TF-ID-large-no-caption
Property | Value |
---|---|
Parameter Count | 823M parameters |
Model Type | Image-Text-to-Text Transformer |
License | MIT |
Framework | PyTorch |
Author | Yifei Hu |
What is TF-ID-large-no-caption?
TF-ID-large-no-caption is a specialized object detection model designed to identify and extract tables and figures from academic papers without including their caption text. Built on Microsoft's Florence-2 architecture, this model represents the largest variant in the TF-ID family, offering superior performance with 97.32% accuracy on test datasets.
Implementation Details
The model utilizes a transformer-based architecture fine-tuned on manually annotated academic papers from the Hugging Face Daily Papers dataset. It processes single page images and outputs precise bounding box coordinates for tables and figures, excluding caption text areas.
- Architecture based on Florence-2 with 823M parameters
- Uses F32 tensor type for computation
- Implements image-text-to-text pipeline for detection tasks
- Trained on human-verified annotations
Core Capabilities
- High-precision table and figure detection (97.32% success rate)
- Outputs bounding box coordinates in format [x1, y1, x2, y2]

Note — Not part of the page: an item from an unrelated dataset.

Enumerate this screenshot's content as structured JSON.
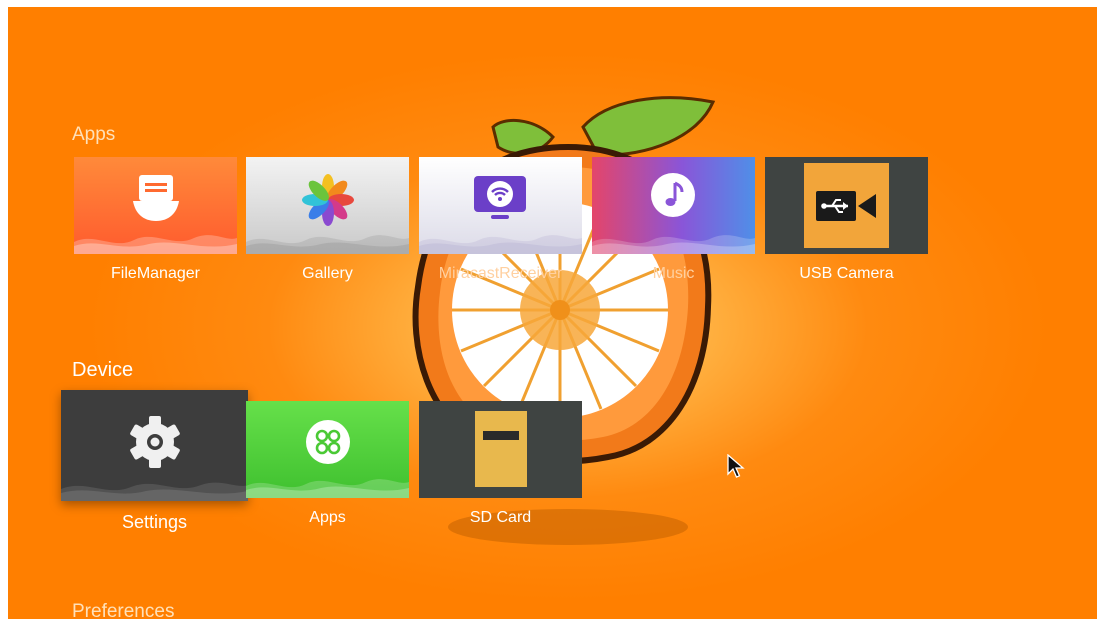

- Processes full academic paper pages
- Excludes caption text from detection boxes
- Supports batch processing with PyTorch integration
Frequently Asked Questions
Q: What makes this model unique?
This model specifically focuses on academic paper content extraction without caption text, offering higher accuracy compared to base models and specialized handling of complex academic layouts.
Q: What are the recommended use cases?
The model is ideal for automated academic paper processing, dataset creation, and research content extraction where precise figure and table boundaries are needed without caption text interference.